Microsoft refers to the Forest Blizzard activity as using DNS hijacking “to support post-compromise adversary-in-the-middle (AiTM) attacks on Transport Layer Security (TLS) connections against Microsoft Outlook on the web domains.” The software giant said while targeting SOHO devices isn’t a new tactic, this is the first time Microsoft has seen Forest Blizzard using “DNS hijacking at scale to support AiTM of TLS connections after exploiting edge devices.”
Black Lotus Labs engineer Danny Adamitis said it will be interesting to see how Forest Blizzard reacts to today’s flurry of attention to their espionage operation, noting that the group immediately switched up its tactics in response to a similar NCSC report (PDF) in August 2025. At the time, Forest Blizzard was using malware to control a far more targeted and smaller group of compromised routers. But Adamitis said the day after the NCSC report, the group quickly ditched the malware approach in favor of mass-altering the DNS settings on thousands of vulnerable routers.
“Before the last NCSC report came out they used this capability in very limited instances,” Adamitis told KrebsOnSecurity. “After the report was released they implemented the capability in a more systemic fashion and used it to target everything that was vulnerable.”
TP-Link was among the router makers facing a complete ban in the United States. But on March 23, the U.S. Federal Communications Commission (FCC) took a much broader approach, announcing it would no longer certify consumer-grade Internet routers that are produced outside of the United States.
The FCC warned that foreign-made routers had become an untenable national security threat, and that poorly-secured routers present “a severe cybersecurity risk that could be leveraged to immediately and severely disrupt U.S. critical infrastructure and directly harm U.S. persons.”

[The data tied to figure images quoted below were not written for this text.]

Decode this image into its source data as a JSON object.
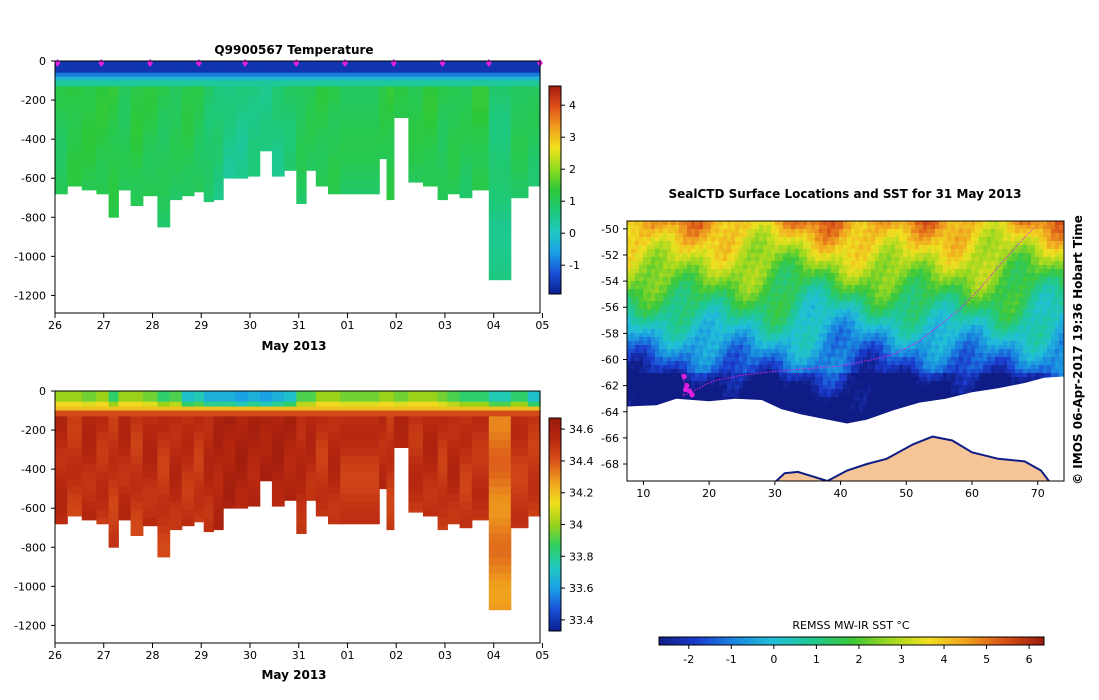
{
  "colors": {
    "temp_ramp": [
      "#0a1f8f",
      "#1a4fd6",
      "#1aa0e6",
      "#20c9c0",
      "#1ec878",
      "#2cc83a",
      "#8edc1e",
      "#f0e21e",
      "#f0a01e",
      "#e0501a",
      "#a51a10"
    ],
    "sal_ramp": [
      "#0a1f8f",
      "#1a4fd6",
      "#1aa0e6",
      "#20c9c0",
      "#30d060",
      "#9ad21a",
      "#f0e01e",
      "#f0a01e",
      "#d8501a",
      "#b82810",
      "#9a1a0c"
    ],
    "sst_ramp": [
      "#101c86",
      "#1a3ed0",
      "#1a8ae0",
      "#22c0d8",
      "#20c890",
      "#3cc83a",
      "#a0d820",
      "#f0e020",
      "#f0a020",
      "#d85018",
      "#9a1a0c"
    ],
    "land": "#f5c497",
    "track": "#e020e0"
  },
  "chart_data": [
    {
      "id": "temperature-section",
      "type": "heatmap",
      "title": "Q9900567  Temperature",
      "xlabel": "May 2013",
      "ylabel": "",
      "x_ticks": [
        "26",
        "27",
        "28",
        "29",
        "30",
        "31",
        "01",
        "02",
        "03",
        "04",
        "05"
      ],
      "y_ticks": [
        "0",
        "-200",
        "-400",
        "-600",
        "-800",
        "-1000",
        "-1200"
      ],
      "y_tick_values": [
        0,
        -200,
        -400,
        -600,
        -800,
        -1000,
        -1200
      ],
      "ylim": [
        -1290,
        0
      ],
      "x_range_days": [
        0,
        9.95
      ],
      "colorbar": {
        "ticks": [
          "-1",
          "0",
          "1",
          "2",
          "3",
          "4"
        ],
        "tick_values": [
          -1,
          0,
          1,
          2,
          3,
          4
        ],
        "range": [
          -1.9,
          4.6
        ]
      },
      "profile_markers_day": [
        0.05,
        0.95,
        1.95,
        2.95,
        3.9,
        4.95,
        5.95,
        6.95,
        7.95,
        8.9,
        9.95
      ],
      "data_gap_days": [
        6.05,
        6.65
      ],
      "profiles": {
        "start_day": [
          0,
          0.25,
          0.55,
          0.85,
          1.1,
          1.3,
          1.55,
          1.8,
          2.1,
          2.35,
          2.6,
          2.85,
          3.05,
          3.25,
          3.45,
          3.7,
          3.95,
          4.2,
          4.45,
          4.7,
          4.95,
          5.15,
          5.35,
          5.6,
          5.85,
          6.65,
          6.8,
          6.95,
          7.25,
          7.55,
          7.85,
          8.05,
          8.3,
          8.55,
          8.9,
          9.35,
          9.7
        ],
        "max_depth": [
          680,
          640,
          660,
          680,
          800,
          660,
          740,
          690,
          850,
          710,
          690,
          670,
          720,
          710,
          600,
          600,
          590,
          460,
          590,
          560,
          730,
          560,
          640,
          680,
          680,
          500,
          710,
          290,
          620,
          640,
          710,
          680,
          700,
          660,
          1120,
          700,
          640
        ],
        "deep_temp": [
          1.1,
          1.3,
          1.3,
          1.3,
          1.3,
          1.1,
          1.3,
          1.2,
          1.1,
          1.1,
          1.2,
          1.1,
          0.9,
          0.8,
          0.6,
          0.6,
          0.7,
          0.6,
          0.7,
          0.9,
          1.1,
          1.1,
          1.2,
          1.2,
          1.1,
          1.2,
          1.3,
          1.3,
          1.2,
          1.3,
          1.1,
          1.2,
          1.1,
          1.3,
          0.8,
          1.1,
          1.0
        ],
        "surface_temp": -1.6
      }
    },
    {
      "id": "salinity-section",
      "type": "heatmap",
      "title": "",
      "xlabel": "May 2013",
      "ylabel": "",
      "x_ticks": [
        "26",
        "27",
        "28",
        "29",
        "30",
        "31",
        "01",
        "02",
        "03",
        "04",
        "05"
      ],
      "y_ticks": [
        "0",
        "-200",
        "-400",
        "-600",
        "-800",
        "-1000",
        "-1200"
      ],
      "y_tick_values": [
        0,
        -200,
        -400,
        -600,
        -800,
        -1000,
        -1200
      ],
      "ylim": [
        -1290,
        0
      ],
      "x_range_days": [
        0,
        9.95
      ],
      "colorbar": {
        "ticks": [
          "33.4",
          "33.6",
          "33.8",
          "34",
          "34.2",
          "34.4",
          "34.6"
        ],
        "tick_values": [
          33.4,
          33.6,
          33.8,
          34.0,
          34.2,
          34.4,
          34.6
        ],
        "range": [
          33.33,
          34.67
        ]
      },
      "profiles": {
        "surface_sal": [
          34.0,
          34.0,
          33.95,
          34.0,
          33.85,
          34.0,
          34.0,
          33.95,
          33.85,
          33.9,
          33.7,
          33.75,
          33.65,
          33.65,
          33.65,
          33.6,
          33.65,
          33.6,
          33.65,
          33.7,
          33.9,
          33.9,
          34.0,
          34.0,
          33.95,
          34.0,
          34.0,
          33.95,
          34.0,
          34.0,
          33.95,
          33.9,
          33.85,
          33.85,
          33.75,
          33.85,
          33.7
        ],
        "deep_sal": [
          34.55,
          34.5,
          34.55,
          34.52,
          34.5,
          34.55,
          34.5,
          34.55,
          34.5,
          34.55,
          34.52,
          34.5,
          34.55,
          34.58,
          34.6,
          34.6,
          34.58,
          34.6,
          34.6,
          34.58,
          34.55,
          34.55,
          34.5,
          34.55,
          34.5,
          34.55,
          34.5,
          34.55,
          34.52,
          34.55,
          34.5,
          34.55,
          34.5,
          34.52,
          34.35,
          34.5,
          34.5
        ]
      }
    },
    {
      "id": "sst-map",
      "type": "heatmap",
      "title": "SealCTD Surface Locations and SST for 31 May 2013",
      "xlabel": "",
      "ylabel": "",
      "x_ticks": [
        "10",
        "20",
        "30",
        "40",
        "50",
        "60",
        "70"
      ],
      "x_tick_values": [
        10,
        20,
        30,
        40,
        50,
        60,
        70
      ],
      "y_ticks": [
        "-50",
        "-52",
        "-54",
        "-56",
        "-58",
        "-60",
        "-62",
        "-64",
        "-66",
        "-68"
      ],
      "y_tick_values": [
        -50,
        -52,
        -54,
        -56,
        -58,
        -60,
        -62,
        -64,
        -66,
        -68
      ],
      "xlim": [
        7.5,
        74
      ],
      "ylim": [
        -69.3,
        -49.4
      ],
      "colorbar": {
        "label": "REMSS MW-IR SST °C",
        "ticks": [
          "-2",
          "-1",
          "0",
          "1",
          "2",
          "3",
          "4",
          "5",
          "6"
        ],
        "tick_values": [
          -2,
          -1,
          0,
          1,
          2,
          3,
          4,
          5,
          6
        ],
        "range": [
          -2.7,
          6.35
        ]
      },
      "side_label": "©  IMOS 06-Apr-2017 19:36 Hobart Time",
      "track_points": [
        [
          15.8,
          -61.1
        ],
        [
          16.5,
          -62.1
        ],
        [
          16.0,
          -62.8
        ],
        [
          17.2,
          -62.5
        ],
        [
          18.5,
          -62.2
        ],
        [
          19.5,
          -61.9
        ],
        [
          21,
          -61.6
        ],
        [
          25,
          -61.2
        ],
        [
          30,
          -60.9
        ],
        [
          35,
          -60.7
        ],
        [
          40,
          -60.5
        ],
        [
          45,
          -60.0
        ],
        [
          48,
          -59.6
        ],
        [
          52,
          -58.6
        ],
        [
          55,
          -57.4
        ],
        [
          58,
          -56.2
        ],
        [
          61,
          -54.7
        ],
        [
          64,
          -52.9
        ],
        [
          67,
          -51.2
        ],
        [
          69.5,
          -49.9
        ]
      ],
      "recent_positions": [
        [
          16.2,
          -61.3
        ],
        [
          16.6,
          -62.0
        ],
        [
          17.0,
          -62.4
        ],
        [
          17.4,
          -62.7
        ],
        [
          16.4,
          -62.3
        ]
      ]
    }
  ]
}
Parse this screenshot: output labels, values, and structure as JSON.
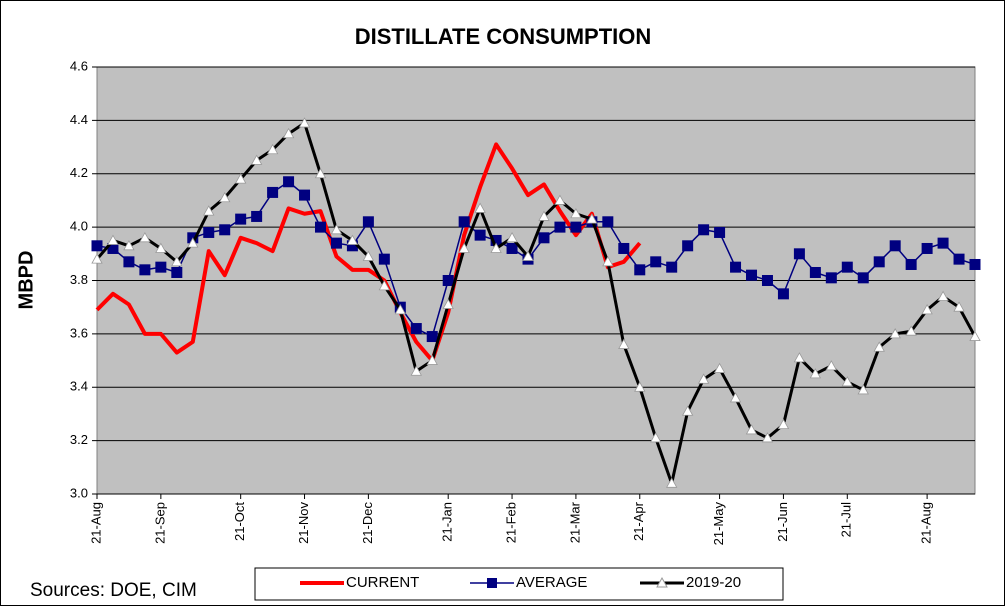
{
  "chart_data": {
    "type": "line",
    "title": "DISTILLATE CONSUMPTION",
    "y_label": "MBPD",
    "source": "Sources:  DOE, CIM",
    "categories": [
      "21-Aug",
      null,
      null,
      null,
      "21-Sep",
      null,
      null,
      null,
      null,
      "21-Oct",
      null,
      null,
      null,
      "21-Nov",
      null,
      null,
      null,
      "21-Dec",
      null,
      null,
      null,
      null,
      "21-Jan",
      null,
      null,
      null,
      "21-Feb",
      null,
      null,
      null,
      "21-Mar",
      null,
      null,
      null,
      "21-Apr",
      null,
      null,
      null,
      null,
      "21-May",
      null,
      null,
      null,
      "21-Jun",
      null,
      null,
      null,
      "21-Jul",
      null,
      null,
      null,
      null,
      "21-Aug",
      null,
      null,
      null
    ],
    "series": [
      {
        "name": "CURRENT",
        "color": "#ff0000",
        "marker": "none",
        "values": [
          3.69,
          3.75,
          3.71,
          3.6,
          3.6,
          3.53,
          3.57,
          3.91,
          3.82,
          3.96,
          3.94,
          3.91,
          4.07,
          4.05,
          4.06,
          3.89,
          3.84,
          3.84,
          3.8,
          3.68,
          3.57,
          3.5,
          3.68,
          3.97,
          4.15,
          4.31,
          4.22,
          4.12,
          4.16,
          4.06,
          3.97,
          4.05,
          3.85,
          3.87,
          3.94,
          null,
          null,
          null,
          null,
          null,
          null,
          null,
          null,
          null,
          null,
          null,
          null,
          null,
          null,
          null,
          null,
          null,
          null,
          null,
          null,
          null
        ]
      },
      {
        "name": "AVERAGE",
        "color": "#000080",
        "marker": "square",
        "values": [
          3.93,
          3.92,
          3.87,
          3.84,
          3.85,
          3.83,
          3.96,
          3.98,
          3.99,
          4.03,
          4.04,
          4.13,
          4.17,
          4.12,
          4.0,
          3.94,
          3.93,
          4.02,
          3.88,
          3.7,
          3.62,
          3.59,
          3.8,
          4.02,
          3.97,
          3.95,
          3.92,
          3.88,
          3.96,
          4.0,
          4.0,
          4.02,
          4.02,
          3.92,
          3.84,
          3.87,
          3.85,
          3.93,
          3.99,
          3.98,
          3.85,
          3.82,
          3.8,
          3.75,
          3.9,
          3.83,
          3.81,
          3.85,
          3.81,
          3.87,
          3.93,
          3.86,
          3.92,
          3.94,
          3.88,
          3.86
        ]
      },
      {
        "name": "2019-20",
        "color": "#000000",
        "marker": "triangle",
        "values": [
          3.88,
          3.95,
          3.93,
          3.96,
          3.92,
          3.87,
          3.94,
          4.06,
          4.11,
          4.18,
          4.25,
          4.29,
          4.35,
          4.39,
          4.2,
          3.99,
          3.95,
          3.89,
          3.78,
          3.69,
          3.46,
          3.5,
          3.71,
          3.92,
          4.07,
          3.92,
          3.96,
          3.89,
          4.04,
          4.1,
          4.05,
          4.03,
          3.87,
          3.56,
          3.4,
          3.21,
          3.04,
          3.31,
          3.43,
          3.47,
          3.36,
          3.24,
          3.21,
          3.26,
          3.51,
          3.45,
          3.48,
          3.42,
          3.39,
          3.55,
          3.6,
          3.61,
          3.69,
          3.74,
          3.7,
          3.59
        ]
      }
    ],
    "ylim": [
      3.0,
      4.6
    ],
    "yticks": [
      {
        "value": 3.0,
        "label": "3.0"
      },
      {
        "value": 3.2,
        "label": "3.2"
      },
      {
        "value": 3.4,
        "label": "3.4"
      },
      {
        "value": 3.6,
        "label": "3.6"
      },
      {
        "value": 3.8,
        "label": "3.8"
      },
      {
        "value": 4.0,
        "label": "4.0"
      },
      {
        "value": 4.2,
        "label": "4.2"
      },
      {
        "value": 4.4,
        "label": "4.4"
      },
      {
        "value": 4.6,
        "label": "4.6"
      }
    ],
    "grid": true,
    "legend": "bottom"
  }
}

Experts have countered that few new consumer-grade routers would be available for purchase under this new FCC policy (besides maybe Musk’s Starlink satellite Internet routers, which are produced in Texas). The FCC says router makers can apply for a special “conditional approval” from the Department of War or Department of Homeland Security, and that the new policy does not affect any previously-purchased consumer-grade routers.